Metodologías de desarrollo de productos comparadas

By Guías Leave a comment

La mayoría de las empresas basadas en tecnología y diseño de software, pasan mucho tiempo discutiendo cómo abordarán la innovación. Existen varias metodologías de desarrollo de productos y cada miembro del equipo puede pensar que una es mejor que la otra, por lo que decidir cuál de estos enfoques es el más adecuado no es fácil.

Hay cuatro metodologías principales: Design Sprints, Agile, Design Thinking y Lean Startups. Estas metodologías se mezclan y se confunden entre sí; como resultado, los equipos a menudo terminan apoyándose en un enfoque único para la innovación, ignorando otras herramientas y técnicas que pueden ser más valiosas o más adecuadas para su tipo de trabajo.

Pero la verdad es que una sola metodología no funciona para todas las fases del desarrollo del producto. Por tanto, el argumento no debería ser Design Sprints vs Agile vs Design Thinking vs Lean Startups. Si no que se debería considerar cada uno de los cuatros enfoques y el valor que puede agregar al producto desde diferentes aspectos. Pero pasemos a definir en primer lugar cada una de estas metodologías.

Metodologías de desarrollo de productos

Lean Startup

El método Lean comenzó como una respuesta a las prácticas de gestión científica en la fabricación. Las organizaciones buscaron la eficiencia a través de procesos, reglas y procedimientos, y la administración se centró principalmente en el control.

Sin embargo, en los negocios modernos el control no existe. Hay mucha complejidad, incertidumbre y todo está en movimiento dinámico, con lo cual nada puede ser controlado.

Ante esto, Lean se propone como una mentalidad diferente para administrar cualquier sistema de trabajo. Su fortaleza precisamente está en explorar la incertidumbre, tomar decisiones experimentando y aprendiendo, y capacitar a las personas más cercanas al trabajo para decidir la mejor manera de lograr los resultados deseados. En pocas palabras, es un método adaptativo, no predictivo.

Más información en: La Metodología Lean Startup: Etapas y Estrategias

Design Thinking

Es un método que se centra en la habilidad y el aprendizaje. Carissa Carter, directora de enseñanza en la Stanford Design School, describe brillantemente algunas de las habilidades que hacen que los diseñadores sean excelentes.

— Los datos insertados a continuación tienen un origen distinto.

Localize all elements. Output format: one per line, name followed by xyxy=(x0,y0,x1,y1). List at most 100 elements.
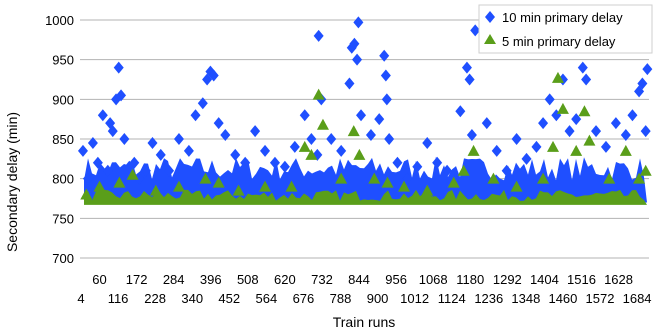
point-10min xyxy=(627,109,638,122)
point-10min xyxy=(511,133,522,145)
point-5min xyxy=(80,188,93,200)
x-tick-label: 732 xyxy=(311,272,333,287)
dense-band-10min xyxy=(84,156,647,203)
point-5min xyxy=(421,184,434,196)
point-10min xyxy=(422,136,433,149)
point-5min xyxy=(347,125,360,137)
point-5min xyxy=(570,144,583,156)
y-axis-title: Secondary delay (min) xyxy=(4,112,20,252)
x-tick-label: 1404 xyxy=(530,272,559,287)
point-10min xyxy=(119,133,130,145)
point-10min xyxy=(591,125,602,138)
point-5min xyxy=(126,168,139,180)
dense-band-5min xyxy=(84,189,647,205)
point-5min xyxy=(232,184,245,196)
x-tick-label: 60 xyxy=(92,272,106,287)
point-10min xyxy=(640,125,651,138)
x-tick-label: 228 xyxy=(144,291,166,306)
legend-label-5min: 5 min primary delay xyxy=(502,34,616,49)
point-5min xyxy=(583,134,596,146)
point-10min xyxy=(197,97,208,110)
point-5min xyxy=(398,180,411,192)
point-10min xyxy=(279,160,290,173)
point-5min xyxy=(578,105,591,117)
x-tick-label: 172 xyxy=(126,272,148,287)
point-10min xyxy=(600,140,611,153)
point-10min xyxy=(470,24,481,37)
point-10min xyxy=(344,77,355,90)
y-tick-label: 800 xyxy=(52,172,74,187)
point-5min xyxy=(285,180,298,192)
point-10min xyxy=(379,49,390,62)
point-5min xyxy=(639,164,652,176)
point-10min xyxy=(147,136,158,149)
point-5min xyxy=(316,118,329,130)
point-10min xyxy=(581,73,592,86)
point-5min xyxy=(603,172,616,184)
point-10min xyxy=(183,144,194,157)
point-10min xyxy=(374,113,385,126)
point-10min xyxy=(442,164,453,177)
point-5min xyxy=(212,176,225,188)
point-5min xyxy=(298,140,311,152)
legend-box xyxy=(478,4,653,54)
point-5min xyxy=(551,71,564,83)
x-tick-label: 564 xyxy=(256,291,278,306)
point-5min xyxy=(467,144,480,156)
point-10min xyxy=(134,172,145,185)
point-10min xyxy=(220,129,231,142)
y-axis-ticks: 700 750 800 850 900 950 1000 xyxy=(45,13,74,266)
point-10min xyxy=(299,109,310,122)
legend: 10 min primary delay 5 min primary delay xyxy=(478,4,653,54)
y-tick-label: 750 xyxy=(52,211,74,226)
legend-label-10min: 10 min primary delay xyxy=(502,10,623,25)
point-10min xyxy=(313,29,324,42)
point-10min xyxy=(521,152,532,165)
point-5min xyxy=(537,172,550,184)
x-tick-label: 1068 xyxy=(419,272,448,287)
point-5min xyxy=(353,148,366,160)
point-10min xyxy=(82,172,93,185)
x-tick-label: 900 xyxy=(367,291,389,306)
y-tick-label: 900 xyxy=(52,92,74,107)
y-tick-label: 850 xyxy=(52,132,74,147)
point-10min xyxy=(384,133,395,145)
point-10min xyxy=(432,156,443,169)
point-10min xyxy=(289,140,300,153)
x-tick-label: 1460 xyxy=(548,291,577,306)
point-10min xyxy=(402,172,413,185)
x-tick-label: 508 xyxy=(237,272,259,287)
point-10min xyxy=(92,156,103,169)
x-axis-title: Train runs xyxy=(333,314,396,330)
point-10min xyxy=(577,61,588,74)
y-tick-label: 700 xyxy=(52,251,74,266)
data-points xyxy=(77,16,653,200)
x-tick-label: 1180 xyxy=(456,272,484,287)
point-5min xyxy=(556,102,569,114)
point-10min xyxy=(461,61,472,74)
point-10min xyxy=(208,69,219,82)
point-5min xyxy=(305,148,318,160)
x-axis-ticks: 60 172 284 396 508 620 732 844 956 1068 1180 1292 14… xyxy=(77,272,651,306)
point-10min xyxy=(326,133,337,145)
gridlines xyxy=(80,19,649,259)
point-10min xyxy=(336,144,347,157)
point-10min xyxy=(113,61,124,74)
point-10min xyxy=(87,136,98,149)
point-10min xyxy=(140,164,151,177)
x-tick-label: 844 xyxy=(348,272,370,287)
point-5min xyxy=(172,180,185,192)
point-10min xyxy=(230,148,241,161)
point-10min xyxy=(116,89,127,102)
point-10min xyxy=(173,133,184,145)
x-tick-label: 340 xyxy=(181,291,203,306)
point-5min xyxy=(149,184,162,196)
point-10min xyxy=(353,16,364,29)
point-10min xyxy=(531,140,542,153)
point-10min xyxy=(544,93,555,106)
y-tick-label: 1000 xyxy=(45,13,74,28)
legend-triangle-icon xyxy=(484,34,496,44)
point-5min xyxy=(619,144,632,156)
point-10min xyxy=(610,117,621,130)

Habilidades como lidiar con la ambigüedad, el aprendizaje empático, la síntesis y la experimentación, entre otros.

La capacidad de un diseñador para dar sentido, enmarcar un problema y explorar posibles soluciones es clave.

Design Thinking se refiere a la manera como exploramos esos problemas y soluciones. Todos, consciente o inconscientemente, diseñamos. Mientras resolvemos un problema diseñamos una solución. Design Thinking es una mentalidad que nos ayuda a hacerlo mejor y mejor cada vez. La metodología de centra en cómo exploramos y resolvemos problemas.

Más información en: Qué es la metodología Design Thinking

Agile

La metodología Agile está de cierta forma relacionada con Lean. Las diferencias son principalmente sobre a qué se aplican estas mentalidades y cómo. En condiciones de alta incertidumbre, Agile ofrece formas de crear software que sea dinámico y pueda adaptarse al cambio, sin necesidad de pivotar.

Esta metodología enseña a escalar y evolucionar soluciones en todo el proceso. Si aceptamos que la solución de hoy será diferente de la de mañana, entonces deberíamos centrarnos en satisfacer nuestras necesidades inmediatas de una manera que no limite nuestra capacidad de responder cuando las cosas cambien más adelante.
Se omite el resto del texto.